Tuesday, May 12, 2009

Market Report

Just to infuriate my American readers -- and the ones in Berlin, too -- I decided to lug my camera to the market at the Arceaux today. The Tuesday market isn't as crowded as the Saturday one, and it's a little friendlier-feeling, because there aren't so many of the city's entitled yuppies pushing their way around. More old ladies, joshing with the vendors, more ordinary people. And me.

I went back to see if I could find some of those gariguette strawberries I'd been seeing, especially after I'd bought a pannier of them in the Inno supermarket and been disappointed, but apparently their time is over. Instead, I got, um, another kind. There now seem to be four or five kinds on the market, some more spherical, some pointier, others between the two.

One thing I tend to do is to find a specialist farmer, someone who has nothing but one or two kinds of fruit or vegetables for sale, figuring they've been paying closer attention. (This could be superstition, for all I know). Anyway, a small pannier of strawberries from these folks will provide the topping to tomorrow's breakfast cereal:

Cherries, something I don't eat much, also seem to be coming in, and asparagus is getting cheaper. I didn't buy from these people this time, but I have in the past. Instead, I found a couple of farmers selling mostly asparagus who were almost wiped out, so I thought I'd make their packing easier. But this specialty farm here is 12 whole kilometers out of town, and I'm thinking I could take the tram out there:

The guys I bought the asparagus from also had a bunch of peas, another newcomer in the market this week, and they were priced to sell at €4/kilo, so tonight's dinner will be pasta with a cream sauce of peas and ham. The French make about a zillion kinds of ham, so it may take me a while to figure out which to use. As a big fan of peas, who used to lament not finding them in Berlin's markets except maybe once every couple of years, these guys here look great:

And finally, these odd things. They're zucchini, and no, I didn't buy any, but I keep wondering why someone would pay a slight premium for spherical zucchini. Do they taste different? Or are they easier to stuff? French butchers sell a minced-meat product called farce, often several different types of it, ready-made to stuff vegetables like peppers and zucchini. Anyone have any experience with these things?

I'll likely go back to the market on Saturday, but without the camera. That'll give me an idea what, if anything, to shoot next Tuesday. Anybody know when the asperges sauvages come in?


  1. I think the round courgettes are only useful for stuffing, as you suggested. They make a nice, colorful container for whatever you choose to put in them (in my case, a vegetarian mix). The cooking time is fairly short, which makes it a nice 'n easy meal.
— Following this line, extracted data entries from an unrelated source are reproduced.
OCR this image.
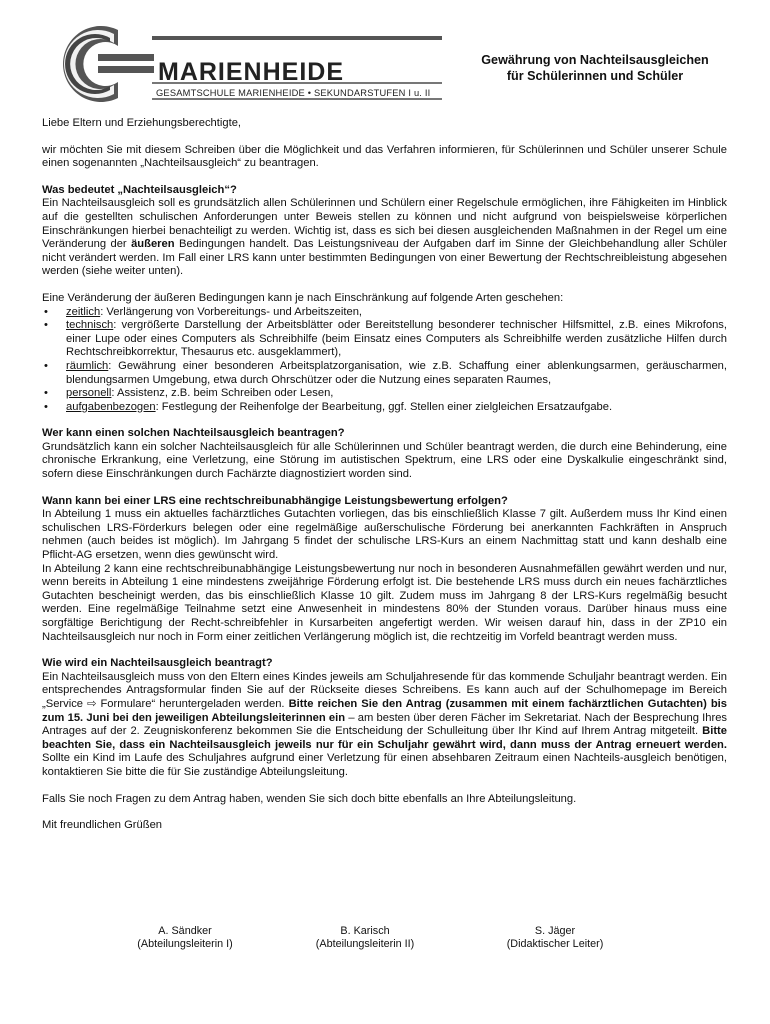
MARIENHEIDE
GESAMTSCHULE MARIENHEIDE • SEKUNDARSTUFEN I u. II
Gewährung von Nachteilsausgleichen
für Schülerinnen und Schüler

Liebe Eltern und Erziehungsberechtigte,

wir möchten Sie mit diesem Schreiben über die Möglichkeit und das Verfahren informieren, für Schülerinnen und Schüler unserer Schule einen sogenannten „Nachteilsausgleich“ zu beantragen.

Was bedeutet „Nachteilsausgleich“?

Ein Nachteilsausgleich soll es grundsätzlich allen Schülerinnen und Schülern einer Regelschule ermöglichen, ihre Fähigkeiten im Hinblick auf die gestellten schulischen Anforderungen unter Beweis stellen zu können und nicht aufgrund von beispielsweise körperlichen Einschränkungen hierbei benachteiligt zu werden. Wichtig ist, dass es sich bei diesen ausgleichenden Maßnahmen in der Regel um eine Veränderung der äußeren Bedingungen handelt. Das Leistungsniveau der Aufgaben darf im Sinne der Gleichbehandlung aller Schüler nicht verändert werden. Im Fall einer LRS kann unter bestimmten Bedingungen von einer Bewertung der Rechtschreibleistung abgesehen werden (siehe weiter unten).

Eine Veränderung der äußeren Bedingungen kann je nach Einschränkung auf folgende Arten geschehen:

• zeitlich: Verlängerung von Vorbereitungs- und Arbeitszeiten,
• technisch: vergrößerte Darstellung der Arbeitsblätter oder Bereitstellung besonderer technischer Hilfsmittel, z.B. eines Mikrofons, einer Lupe oder eines Computers als Schreibhilfe (beim Einsatz eines Computers als Schreibhilfe werden zusätzliche Hilfen durch Rechtschreibkorrektur, Thesaurus etc. ausgeklammert),
• räumlich: Gewährung einer besonderen Arbeitsplatzorganisation, wie z.B. Schaffung einer ablenkungsarmen, geräuscharmen, blendungsarmen Umgebung, etwa durch Ohrschützer oder die Nutzung eines separaten Raumes,
• personell: Assistenz, z.B. beim Schreiben oder Lesen,
• aufgabenbezogen: Festlegung der Reihenfolge der Bearbeitung, ggf. Stellen einer zielgleichen Ersatzaufgabe.

Wer kann einen solchen Nachteilsausgleich beantragen?

Grundsätzlich kann ein solcher Nachteilsausgleich für alle Schülerinnen und Schüler beantragt werden, die durch eine Behinderung, eine chronische Erkrankung, eine Verletzung, eine Störung im autistischen Spektrum, eine LRS oder eine Dyskalkulie eingeschränkt sind, sofern diese Einschränkungen durch Fachärzte diagnostiziert worden sind.

Wann kann bei einer LRS eine rechtschreibunabhängige Leistungsbewertung erfolgen?

In Abteilung 1 muss ein aktuelles fachärztliches Gutachten vorliegen, das bis einschließlich Klasse 7 gilt. Außerdem muss Ihr Kind einen schulischen LRS-Förderkurs belegen oder eine regelmäßige außerschulische Förderung bei anerkannten Fachkräften in Anspruch nehmen (auch beides ist möglich). Im Jahrgang 5 findet der schulische LRS-Kurs an einem Nachmittag statt und kann deshalb eine Pflicht-AG ersetzen, wenn dies gewünscht wird.

In Abteilung 2 kann eine rechtschreibunabhängige Leistungsbewertung nur noch in besonderen Ausnahmefällen gewährt werden und nur, wenn bereits in Abteilung 1 eine mindestens zweijährige Förderung erfolgt ist. Die bestehende LRS muss durch ein neues fachärztliches Gutachten bescheinigt werden, das bis einschließlich Klasse 10 gilt. Zudem muss im Jahrgang 8 der LRS-Kurs regelmäßig besucht werden. Eine regelmäßige Teilnahme setzt eine Anwesenheit in mindestens 80% der Stunden voraus. Darüber hinaus muss eine sorgfältige Berichtigung der Recht-schreibfehler in Kursarbeiten angefertigt werden. Wir weisen darauf hin, dass in der ZP10 ein Nachteilsausgleich nur noch in Form einer zeitlichen Verlängerung möglich ist, die rechtzeitig im Vorfeld beantragt werden muss.

Wie wird ein Nachteilsausgleich beantragt?

Ein Nachteilsausgleich muss von den Eltern eines Kindes jeweils am Schuljahresende für das kommende Schuljahr beantragt werden. Ein entsprechendes Antragsformular finden Sie auf der Rückseite dieses Schreibens. Es kann auch auf der Schulhomepage im Bereich „Service ⇨ Formulare“ heruntergeladen werden. Bitte reichen Sie den Antrag (zusammen mit einem fachärztlichen Gutachten) bis zum 15. Juni bei den jeweiligen Abteilungsleiterinnen ein – am besten über deren Fächer im Sekretariat. Nach der Besprechung Ihres Antrages auf der 2. Zeugniskonferenz bekommen Sie die Entscheidung der Schulleitung über Ihr Kind auf Ihrem Antrag mitgeteilt. Bitte beachten Sie, dass ein Nachteilsausgleich jeweils nur für ein Schuljahr gewährt wird, dann muss der Antrag erneuert werden. Sollte ein Kind im Laufe des Schuljahres aufgrund einer Verletzung für einen absehbaren Zeitraum einen Nachteils-ausgleich benötigen, kontaktieren Sie bitte die für Sie zuständige Abteilungsleitung.

Falls Sie noch Fragen zu dem Antrag haben, wenden Sie sich doch bitte ebenfalls an Ihre Abteilungsleitung.

Mit freundlichen Grüßen

A. Sändker
(Abteilungsleiterin I)
B. Karisch
(Abteilungsleiterin II)
S. Jäger
(Didaktischer Leiter)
  2. Les asperges sauvages, c'est en février-mars. Encore un peu en avril. J'ai du mal à les trouver... Maintenant c'est trop tard pour cette année.

    Les courgettes rondes, c'est bien joli quand on veut les farcir.

    J'écris en français exprès (on purpose) :-))

  3. I'll add that you also infuriate those french people who decided to move to Berlin, where the Belitzer spargle is 7 to 8 € a kilo!

    On the topic of the asperges sauvages, my parents who live in Touraine allready had some last month, so for you it means going up north, again :-)

  4. The Ronde de Nice courgettes do taste a little different, I think and yes, they take a regional farci very well. I remember Julia Child wrote up a very workable version of a liver-based recipe.

    Enjoying some Texas strawberries right now! Small and fragrant (about the only fruit in Austin Central Market to have any scent at all). The Californian ones are, of course you'll remember, completely useless.

    I'm storing up my envy for the season of tiny melons.

  5. Sorry, Didier and Marie, but I have two memories of encountering asperges sauvages, and both were from a little further into the summer than we are now. I didn't know what it was until a friend in Lausanne told me, and that visit was right after the Paris Air Show, which I remember from trying to find a hotel there. This year's show is June 15-21. That's also approximately when I saw some on a menu in Strasbourg paired with some awful kind of veal innards I couldn't bring myself to try.

    Of course, maybe you folks mean another vegetable entirely.

    And the real jealousy will come when the tomatoes start to appear. Just you wait...

  6. Ed, asperges sauvages in the South grow at the time of the year I told you, unfortunately :-))


  7. Okay, the things I saw don't look anything at all like what's in that link. Now I'm *really* confused.

  8. Asperges sauvages are much thinner than the other ones. Maybe you were shown something quite different. :-))

    I will show you next spring.

    It's raining again. I have just heard that June and July might be "hotter" than usual.

    Next weekend will be nice (21-22-23): Comédie du Livre. It's my favorite weekend of the year in Montpellier. Spain is the special guest this year. Next year it will be the USA.